Organotypic keratinocyte-fibroblast cocultures on a bilayer gelatin scaffold as a model of skin equivalent.

The skin consists of epidermis and dermis. In order to develop a biomimetic material for more realistic tissue regeneration, we fabricated a double layer gelatin sponge with different pore sizes by freeze-drying at different temperatures -20 [symbol: see text] and -196 [symbol: see text], respectively. A pseudo microporous structure, which provided the paracrine crosstalk in epithelial-mesenchymal interactions similar to the basement membrane in epidermal-dermal junction was formed between this two compartment. Chrondroitin-6-Sulphate (C-6-S) and hyaluronic acid (HA) were incorporated within the gelatin scaffold to create an appropriate microenvironment for cell proliferation and migration. The mechanical strength of gelatin sponges was improved by cross-linking of gelatin with carbodiimide in 95% ethanol solution two times. The lattice structure and pore sizes were evaluated by SEM to confirm that the interconnected porous structures were retained.

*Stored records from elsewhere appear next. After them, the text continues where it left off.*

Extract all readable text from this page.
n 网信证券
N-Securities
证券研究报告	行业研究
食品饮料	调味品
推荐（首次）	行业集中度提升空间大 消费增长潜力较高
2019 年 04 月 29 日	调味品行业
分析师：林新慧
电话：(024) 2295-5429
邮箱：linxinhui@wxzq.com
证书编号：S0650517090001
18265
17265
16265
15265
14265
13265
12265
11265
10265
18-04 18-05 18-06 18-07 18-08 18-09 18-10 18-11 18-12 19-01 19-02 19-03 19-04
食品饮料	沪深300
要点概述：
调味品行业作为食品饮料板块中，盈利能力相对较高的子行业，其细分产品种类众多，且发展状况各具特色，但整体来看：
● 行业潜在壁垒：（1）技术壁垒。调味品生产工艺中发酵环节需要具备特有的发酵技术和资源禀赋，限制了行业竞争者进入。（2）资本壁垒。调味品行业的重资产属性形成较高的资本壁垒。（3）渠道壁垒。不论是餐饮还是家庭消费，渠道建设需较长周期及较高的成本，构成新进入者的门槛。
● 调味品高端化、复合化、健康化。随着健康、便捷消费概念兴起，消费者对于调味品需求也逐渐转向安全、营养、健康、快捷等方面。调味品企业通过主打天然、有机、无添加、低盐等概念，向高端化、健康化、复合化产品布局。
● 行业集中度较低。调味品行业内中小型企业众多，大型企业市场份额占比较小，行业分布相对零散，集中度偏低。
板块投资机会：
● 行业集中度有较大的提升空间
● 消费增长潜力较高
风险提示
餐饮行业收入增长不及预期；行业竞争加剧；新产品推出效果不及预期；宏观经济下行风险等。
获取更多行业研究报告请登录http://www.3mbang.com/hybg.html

We chose a dynamic spinner flask seeding method for more even distribution followed by a culture system in the air-liquid interface cultured for 21 days. Differentiation and phenotypic expression of keratinocytes were investigated by histological analysis and immunohistochemical identification. In this study, we found multiple epidermis-like layers constructed by cultured keratinocytes. It is suggested that the bi-layer scaffolds have the potential to be used as skin equivalents for application in burn wounds. In the future, the qualitative of chemical reagents and in vivo animal model tests will be evaluated.